• Latviešu valoda
  • English

Methods in Adult Education

Choosing the right methods plays an important role in making the teaching process interesting by creating positive group dynamics and helping the participants to learn. However, methods are just a means for achieving the envisaged objective. In order to succeed, the teacher must have a clear idea of what he/she wants to accomplish. This section includes information about different types of methods and tips for putting them to good use.

Classification of methods

The term method is rather vague – it can be used to describe any kind of activity in the classroom, starting from a small ice-breaking exercise to complex project work. All of this is like comparing pliers to a tower crane.

A feasible way for grouping methods is to look at the level of activity they promote and the extent to which the teaching process is centred around the teacher. At one end are methods that are used for one-way communication, in which activity on the part of the participants does not play a significant role. At the other end are methods that promote autonomous learning.

One-way communication
Informing, explaining, convincingLecture
Loosening upGetting to know each other, relieving tension, promoting communicationIce-breaking exercises
EngagementActive involvement of participants and sharing of responsibility, sharing informationGroup work
Autonomous workParticipants taking on full responsibility regarding content and processesProject work

In recent years different forms of e-learning have become more available and widespread. Though the tools that are used for communication and interaction are new, the above classification remains valid for e-learning as well. In e-learning one can also differentiate between courses in which the whole content is predetermined by the teacher and the participants are put into the role of passive learners, and courses that are based on the active interaction and autonomy of the participants.

Obstacles in using interactive methods

One-way communication continues to dominate all educational areas: schools, higher education, vocational training, and in-service training. Though the need for teaching approaches that truly put the learners, their needs, and their expertise at the centre is widely acknowledged, its implementation proves to be difficult.

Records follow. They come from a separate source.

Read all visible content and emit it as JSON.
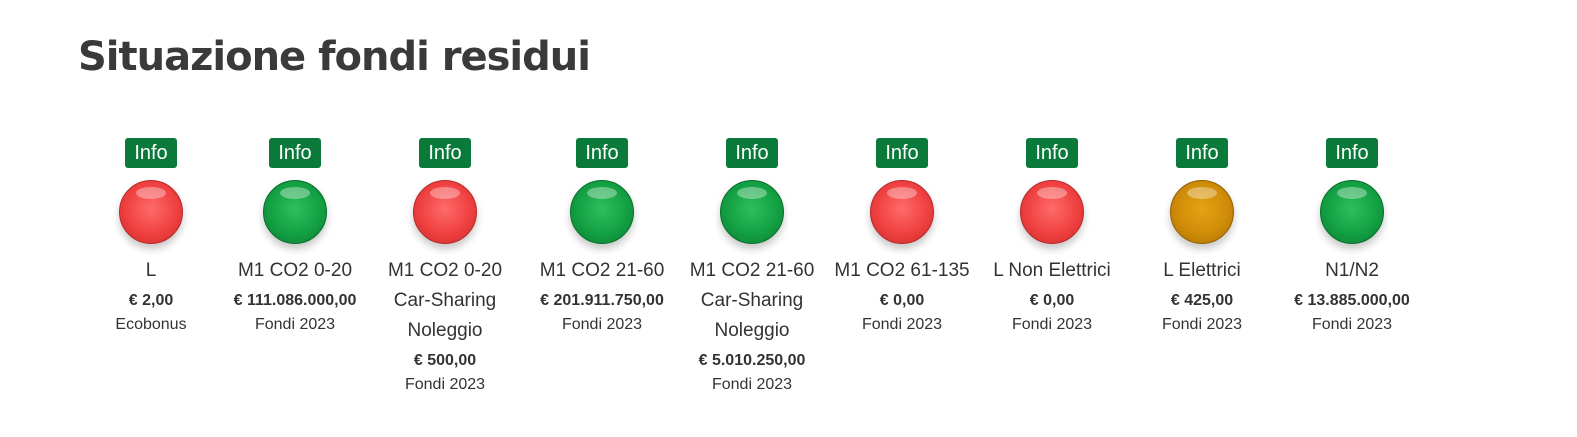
{
  "page": {
    "title": "Situazione fondi residui"
  },
  "colors": {
    "info_button": "#0a7a3a",
    "status_red": "#f04040",
    "status_green": "#13a043",
    "status_amber": "#cf8c08"
  },
  "indicators": [
    {
      "info_label": "Info",
      "status": "red",
      "label_lines": [
        "L"
      ],
      "amount": "€ 2,00",
      "subtext": "Ecobonus"
    },
    {
      "info_label": "Info",
      "status": "green",
      "label_lines": [
        "M1 CO2 0-20"
      ],
      "amount": "€ 111.086.000,00",
      "subtext": "Fondi 2023"
    },
    {
      "info_label": "Info",
      "status": "red",
      "label_lines": [
        "M1 CO2 0-20",
        "Car-Sharing",
        "Noleggio"
      ],
      "amount": "€ 500,00",
      "subtext": "Fondi 2023"
    },
    {
      "info_label": "Info",
      "status": "green",
      "label_lines": [
        "M1 CO2 21-60"
      ],
      "amount": "€ 201.911.750,00",
      "subtext": "Fondi 2023"
    },
    {
      "info_label": "Info",
      "status": "green",
      "label_lines": [
        "M1 CO2 21-60",
        "Car-Sharing",
        "Noleggio"
      ],
      "amount": "€ 5.010.250,00",
      "subtext": "Fondi 2023"
    },
    {
      "info_label": "Info",
      "status": "red",
      "label_lines": [
        "M1 CO2 61-135"
      ],
      "amount": "€ 0,00",
      "subtext": "Fondi 2023"
    },
    {
      "info_label": "Info",
      "status": "red",
      "label_lines": [
        "L Non Elettrici"
      ],
      "amount": "€ 0,00",
      "subtext": "Fondi 2023"
    },
    {
      "info_label": "Info",
      "status": "amber",
      "label_lines": [
        "L Elettrici"
      ],
      "amount": "€ 425,00",
      "subtext": "Fondi 2023"
    },
    {
      "info_label": "Info",
      "status": "green",
      "label_lines": [
        "N1/N2"
      ],
      "amount": "€ 13.885.000,00",
      "subtext": "Fondi 2023"
    }
  ]
}
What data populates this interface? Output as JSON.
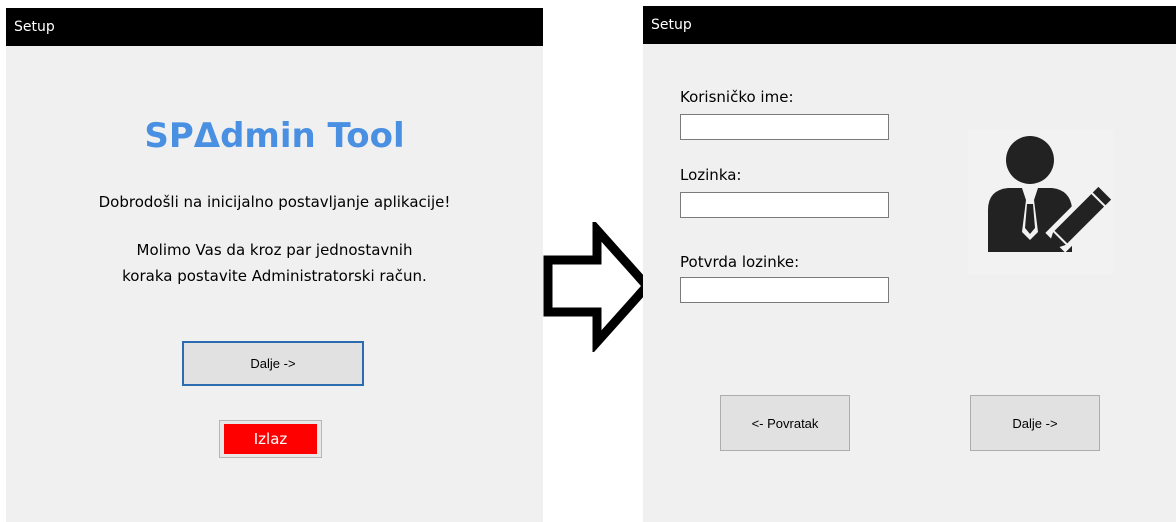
{
  "left_window": {
    "title": "Setup",
    "app_name": "SPΔdmin Tool",
    "welcome": "Dobrodošli na inicijalno postavljanje aplikacije!",
    "instruction_line1": "Molimo Vas da kroz par jednostavnih",
    "instruction_line2": "koraka postavite Administratorski račun.",
    "next_label": "Dalje ->",
    "exit_label": "Izlaz"
  },
  "right_window": {
    "title": "Setup",
    "username_label": "Korisničko ime:",
    "username_value": "",
    "password_label": "Lozinka:",
    "password_value": "",
    "confirm_label": "Potvrda lozinke:",
    "confirm_value": "",
    "back_label": "<- Povratak",
    "next_label": "Dalje ->"
  },
  "icons": {
    "transition": "arrow-right-icon",
    "user": "user-edit-icon"
  },
  "colors": {
    "titlebar": "#000000",
    "window_bg": "#f0f0f0",
    "brand": "#4a90e2",
    "exit_button": "#ff0000",
    "focus_border": "#2b6cb0"
  }
}
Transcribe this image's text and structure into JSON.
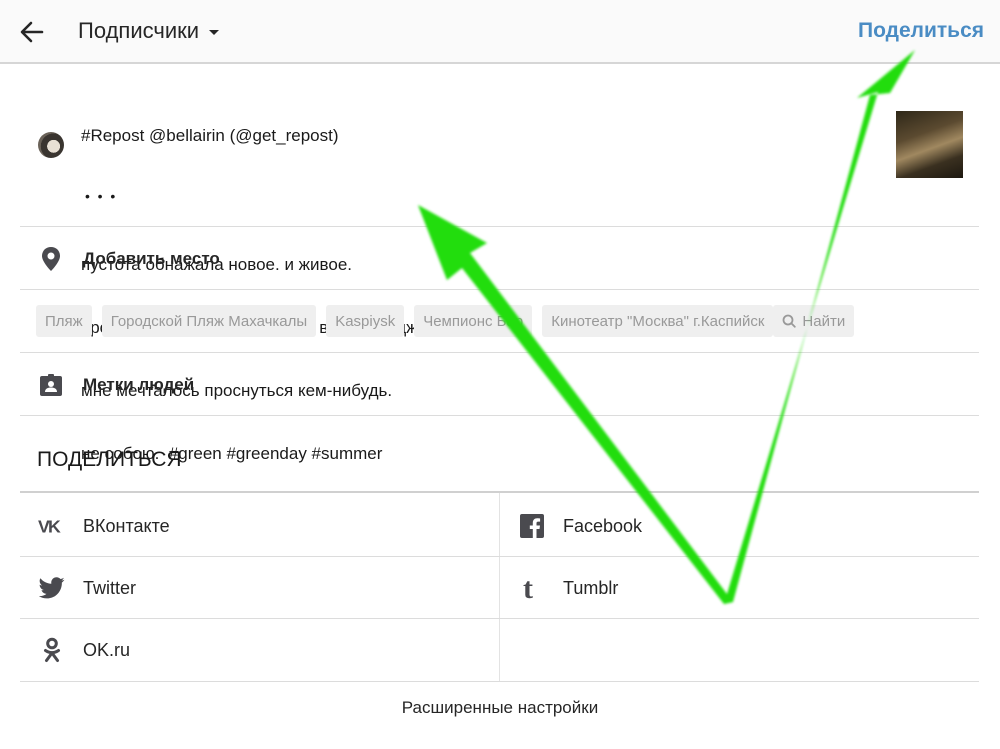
{
  "header": {
    "back_icon": "arrow-left-icon",
    "title": "Подписчики",
    "title_dropdown_icon": "caret-down-icon",
    "share_button": "Поделиться",
    "share_color": "#4a8cc4"
  },
  "post": {
    "caption_lines": [
      "#Repost @bellairin (@get_repost)",
      "•  •  •",
      "пустота обнажала новое. и живое.",
      "проникала в дома и комнаты. внутрь лоджий.",
      "мне мечталось проснуться кем-нибудь.",
      "не собою.  #green #greenday #summer"
    ]
  },
  "location": {
    "icon": "map-pin-icon",
    "label": "Добавить место",
    "suggestions": [
      "Пляж",
      "Городской Пляж Махачкалы",
      "Kaspiysk",
      "Чемпионс Бар",
      "Кинотеатр \"Москва\" г.Каспийск"
    ],
    "search_chip": "Найти",
    "search_icon": "search-icon"
  },
  "tag_people": {
    "icon": "person-badge-icon",
    "label": "Метки людей"
  },
  "share_section": {
    "title": "ПОДЕЛИТЬСЯ",
    "services": [
      {
        "name": "ВКонтакте",
        "icon": "vk-icon"
      },
      {
        "name": "Facebook",
        "icon": "facebook-icon"
      },
      {
        "name": "Twitter",
        "icon": "twitter-icon"
      },
      {
        "name": "Tumblr",
        "icon": "tumblr-icon"
      },
      {
        "name": "OK.ru",
        "icon": "odnoklassniki-icon"
      }
    ]
  },
  "advanced_settings": "Расширенные настройки",
  "annotation": {
    "arrow_color": "#22dd11"
  }
}
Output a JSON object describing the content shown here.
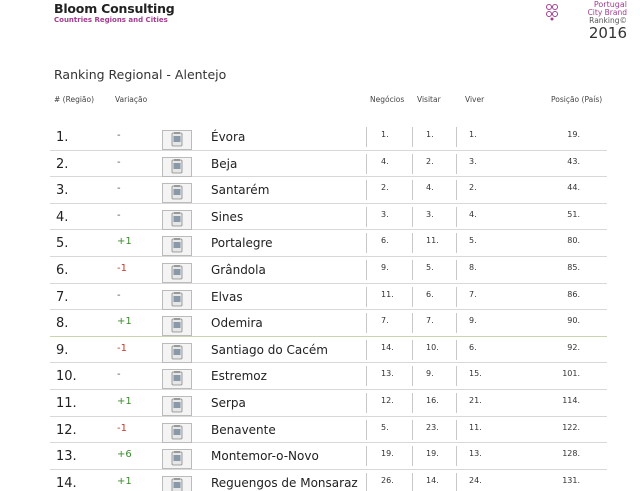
{
  "header": {
    "brand_name": "Bloom Consulting",
    "brand_subtitle": "Countries Regions and Cities",
    "ranking_line1": "Portugal",
    "ranking_line2": "City Brand",
    "ranking_line3": "Ranking©",
    "ranking_year": "2016",
    "accent_color": "#a23d8f"
  },
  "page_title": "Ranking Regional - Alentejo",
  "columns": {
    "rank": "# (Região)",
    "variation": "Variação",
    "business": "Negócios",
    "visit": "Visitar",
    "live": "Viver",
    "country_position": "Posição (País)"
  },
  "rows": [
    {
      "rank": "1.",
      "variation": "-",
      "city": "Évora",
      "business": "1.",
      "visit": "1.",
      "live": "1.",
      "country": "19."
    },
    {
      "rank": "2.",
      "variation": "-",
      "city": "Beja",
      "business": "4.",
      "visit": "2.",
      "live": "3.",
      "country": "43."
    },
    {
      "rank": "3.",
      "variation": "-",
      "city": "Santarém",
      "business": "2.",
      "visit": "4.",
      "live": "2.",
      "country": "44."
    },
    {
      "rank": "4.",
      "variation": "-",
      "city": "Sines",
      "business": "3.",
      "visit": "3.",
      "live": "4.",
      "country": "51."
    },
    {
      "rank": "5.",
      "variation": "+1",
      "city": "Portalegre",
      "business": "6.",
      "visit": "11.",
      "live": "5.",
      "country": "80."
    },
    {
      "rank": "6.",
      "variation": "-1",
      "city": "Grândola",
      "business": "9.",
      "visit": "5.",
      "live": "8.",
      "country": "85."
    },
    {
      "rank": "7.",
      "variation": "-",
      "city": "Elvas",
      "business": "11.",
      "visit": "6.",
      "live": "7.",
      "country": "86."
    },
    {
      "rank": "8.",
      "variation": "+1",
      "city": "Odemira",
      "business": "7.",
      "visit": "7.",
      "live": "9.",
      "country": "90."
    },
    {
      "rank": "9.",
      "variation": "-1",
      "city": "Santiago do Cacém",
      "business": "14.",
      "visit": "10.",
      "live": "6.",
      "country": "92."
    },
    {
      "rank": "10.",
      "variation": "-",
      "city": "Estremoz",
      "business": "13.",
      "visit": "9.",
      "live": "15.",
      "country": "101."
    },
    {
      "rank": "11.",
      "variation": "+1",
      "city": "Serpa",
      "business": "12.",
      "visit": "16.",
      "live": "21.",
      "country": "114."
    },
    {
      "rank": "12.",
      "variation": "-1",
      "city": "Benavente",
      "business": "5.",
      "visit": "23.",
      "live": "11.",
      "country": "122."
    },
    {
      "rank": "13.",
      "variation": "+6",
      "city": "Montemor-o-Novo",
      "business": "19.",
      "visit": "19.",
      "live": "13.",
      "country": "128."
    },
    {
      "rank": "14.",
      "variation": "+1",
      "city": "Reguengos de Monsaraz",
      "business": "26.",
      "visit": "14.",
      "live": "24.",
      "country": "131."
    }
  ]
}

It is not very difficult to apply methods for making a teacher-centred course more interesting and more effective. It is much more difficult to create a true learning space in which the participants take on an active role in determining the teaching process in which the content is based upon their experience and needs and in which the teacher’s main role is to be a facilitator. A number of obstacles exist:

Formal requirements

The teacher must often act within formal restraints that make the application of interactive methods difficult or even impossible, for example, situations in which the content and outcomes are predetermined by the curriculum, time and other resources are limited, or the number of participants is too high.


As stated before, one-way communication has a number of advantages that make it the preferred choice for many teachers: the number of participants does not matter, it is possible to deal with a great amount of content in a short period of time, the content itself can be prepared beforehand and used repeatedly, and the teacher has complete control of the teaching process.

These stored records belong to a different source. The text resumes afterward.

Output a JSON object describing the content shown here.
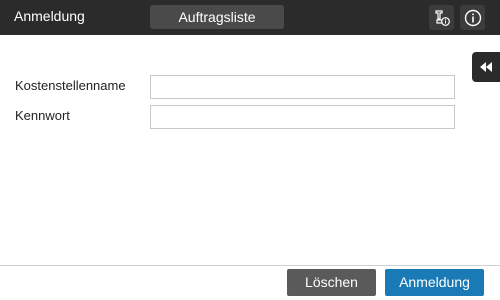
{
  "header": {
    "screen_title": "Anmeldung",
    "job_list_tab": "Auftragsliste",
    "device_info_icon": "device-info-icon",
    "help_icon": "info-icon"
  },
  "side_panel": {
    "icon": "double-chevron-left-icon"
  },
  "form": {
    "cost_center_label": "Kostenstellenname",
    "cost_center_value": "",
    "password_label": "Kennwort",
    "password_value": ""
  },
  "footer": {
    "clear_label": "Löschen",
    "login_label": "Anmeldung"
  },
  "colors": {
    "topbar": "#2b2b2b",
    "primary_button": "#1a7ab5",
    "secondary_button": "#5a5a5a"
  }
}
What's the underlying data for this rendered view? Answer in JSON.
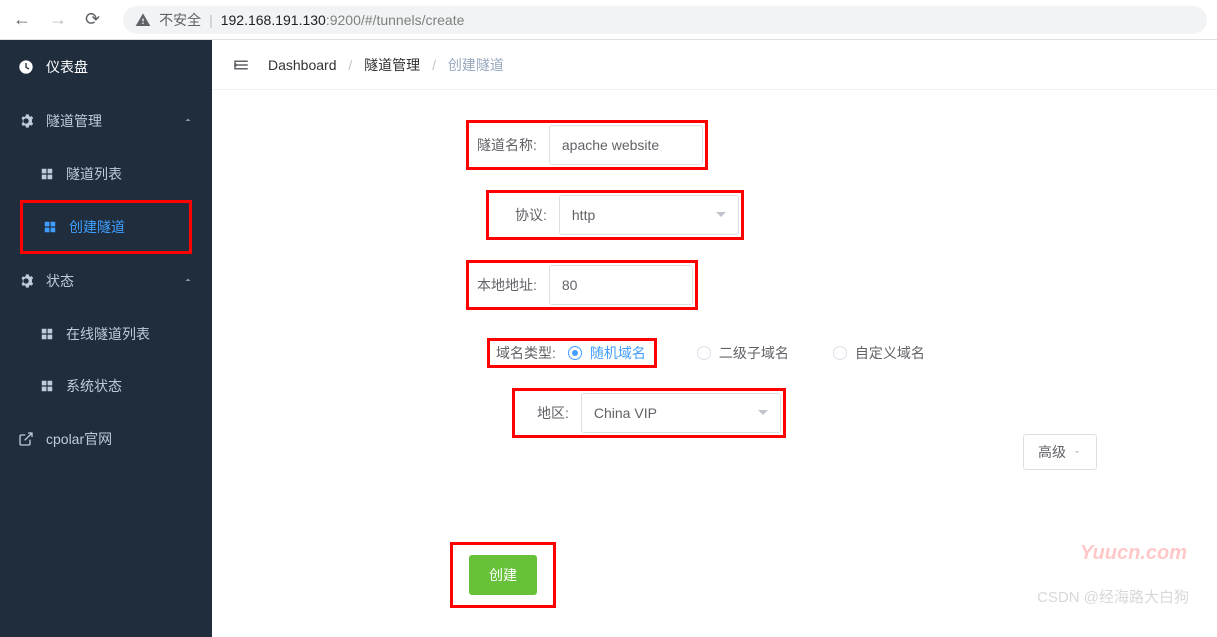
{
  "browser": {
    "security_label": "不安全",
    "url_host": "192.168.191.130",
    "url_port_path": ":9200/#/tunnels/create"
  },
  "sidebar": {
    "dashboard": "仪表盘",
    "tunnel_mgmt": "隧道管理",
    "tunnel_list": "隧道列表",
    "create_tunnel": "创建隧道",
    "status": "状态",
    "online_tunnels": "在线隧道列表",
    "system_status": "系统状态",
    "cpolar_site": "cpolar官网"
  },
  "breadcrumb": {
    "dashboard": "Dashboard",
    "tunnel_mgmt": "隧道管理",
    "create_tunnel": "创建隧道"
  },
  "form": {
    "tunnel_name_label": "隧道名称:",
    "tunnel_name_value": "apache website",
    "protocol_label": "协议:",
    "protocol_value": "http",
    "local_addr_label": "本地地址:",
    "local_addr_value": "80",
    "domain_type_label": "域名类型:",
    "domain_type_options": {
      "random": "随机域名",
      "sub": "二级子域名",
      "custom": "自定义域名"
    },
    "region_label": "地区:",
    "region_value": "China VIP",
    "advanced": "高级",
    "create_btn": "创建"
  },
  "watermark": "Yuucn.com",
  "csdn_mark": "CSDN @经海路大白狗"
}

Teachers must learn to lose a great deal of control over the teaching process and must be prepared to leave their comfort zone to try something new with an open outcome.


The traditional education system promotes a “consumer mentality” towards education: Learners attend a course with the expectation that it is the teacher’s role to provide them with the required knowledge and skills, which puts them into a passive role. But a learner-centred course requires the active engagement of the learners; the learners must become co-responsible for the learning outcomes.

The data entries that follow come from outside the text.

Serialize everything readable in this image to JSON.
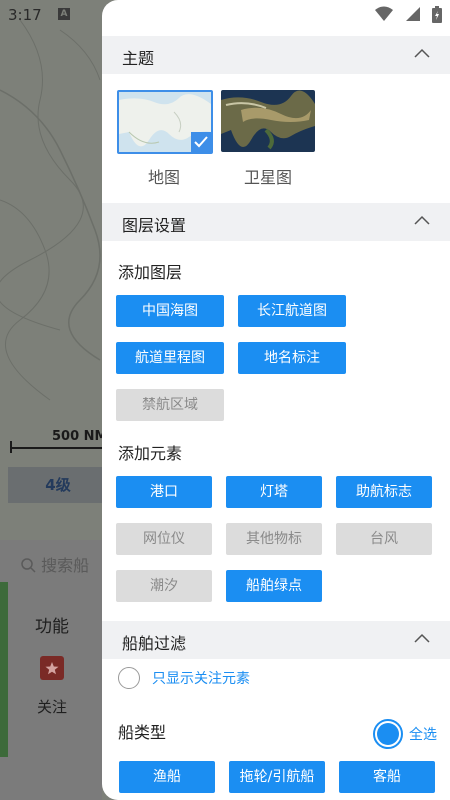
{
  "status": {
    "time": "3:17",
    "indicator": "A"
  },
  "background": {
    "scale_label": "500 NM",
    "level": "4级",
    "search_placeholder": "搜索船",
    "function_label": "功能",
    "favorite_label": "关注"
  },
  "theme": {
    "title": "主题",
    "options": [
      {
        "label": "地图",
        "selected": true
      },
      {
        "label": "卫星图",
        "selected": false
      }
    ]
  },
  "layers": {
    "title": "图层设置",
    "add_layer_label": "添加图层",
    "layer_buttons": [
      {
        "label": "中国海图",
        "active": true
      },
      {
        "label": "长江航道图",
        "active": true
      },
      {
        "label": "航道里程图",
        "active": true
      },
      {
        "label": "地名标注",
        "active": true
      },
      {
        "label": "禁航区域",
        "active": false
      }
    ],
    "add_element_label": "添加元素",
    "element_buttons": [
      {
        "label": "港口",
        "active": true
      },
      {
        "label": "灯塔",
        "active": true
      },
      {
        "label": "助航标志",
        "active": true
      },
      {
        "label": "网位仪",
        "active": false
      },
      {
        "label": "其他物标",
        "active": false
      },
      {
        "label": "台风",
        "active": false
      },
      {
        "label": "潮汐",
        "active": false
      },
      {
        "label": "船舶绿点",
        "active": true
      }
    ]
  },
  "filter": {
    "title": "船舶过滤",
    "only_favorites_label": "只显示关注元素",
    "ship_type_label": "船类型",
    "select_all_label": "全选",
    "ship_types": [
      {
        "label": "渔船",
        "active": true
      },
      {
        "label": "拖轮/引航船",
        "active": true
      },
      {
        "label": "客船",
        "active": true
      }
    ]
  },
  "colors": {
    "accent": "#1b8ef2",
    "inactive": "#dcdcdc",
    "section_bg": "#f0f1f3"
  }
}
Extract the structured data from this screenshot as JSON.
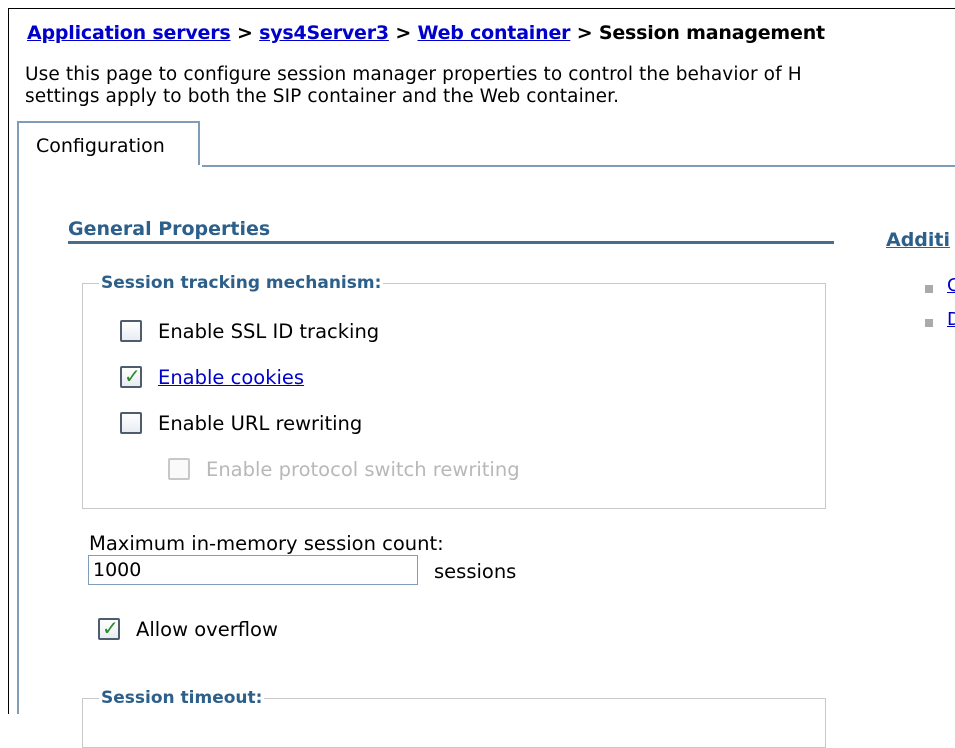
{
  "breadcrumb": {
    "items": [
      "Application servers",
      "sys4Server3",
      "Web container"
    ],
    "current": "Session management",
    "separator": " > "
  },
  "description": {
    "line1": "Use this page to configure session manager properties to control the behavior of H",
    "line2": "settings apply to both the SIP container and the Web container."
  },
  "tabs": [
    {
      "label": "Configuration",
      "selected": true
    }
  ],
  "general_properties": {
    "title": "General Properties",
    "session_tracking": {
      "legend": "Session tracking mechanism:",
      "options": [
        {
          "label": "Enable SSL ID tracking",
          "checked": false,
          "enabled": true,
          "link": false
        },
        {
          "label": "Enable cookies",
          "checked": true,
          "enabled": true,
          "link": true
        },
        {
          "label": "Enable URL rewriting",
          "checked": false,
          "enabled": true,
          "link": false
        },
        {
          "label": "Enable protocol switch rewriting",
          "checked": false,
          "enabled": false,
          "link": false
        }
      ]
    },
    "max_session_count": {
      "label": "Maximum in-memory session count:",
      "value": "1000",
      "unit": "sessions"
    },
    "allow_overflow": {
      "label": "Allow overflow",
      "checked": true
    },
    "session_timeout": {
      "legend": "Session timeout:"
    }
  },
  "additional_properties": {
    "title": "Additi",
    "links": [
      "C",
      "D"
    ]
  },
  "colors": {
    "link": "#0000cc",
    "section_title": "#2c5f8a",
    "tab_border": "#7f9db9",
    "check_tick": "#2a8a2a"
  }
}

Motivation is a core ingredient of learning. In reality, however, learners often attend education courses in order to gain a certificate or diploma, and their willingness for active engagement is therefore rather low. Another problem can be that adult learners must divide their attention between learning, work, and family.

The role of methods in the teaching process

The selection of methods determines the role of the teacher and vice versa. If the chosen method is a lecture, the teacher takes on the role of an expert. If the chosen method is group work, the teacher becomes a facilitator. The teacher should consider appropriate methods for each role he/she would like to take on.

Much more important than selecting the right method is the teacher’s attitude.

First of all, the teacher must consider what he/she wants to achieve:

  • To present information in a comprehensible way?
  • To ensure that participants learn what is required by the curriculum?
  • To stimulate reflection and critical thinking?
  • To make use of the learners’ expertise and creative potential?

Depending on the set objective, the teacher’s attitude towards the course content, teaching process, and the participants will change. The following questions will help to balance content, aims, and methods:

To whom? What do you know about the participants and their needs?

What? What do you want to achieve, what information do you want to pass on, what skills must be developed, what changes in attitude are required?

How? What methods are best suited to achieve these aims?

Why? This is the most important question of all: What will the participants gain from what you say and the methods you use?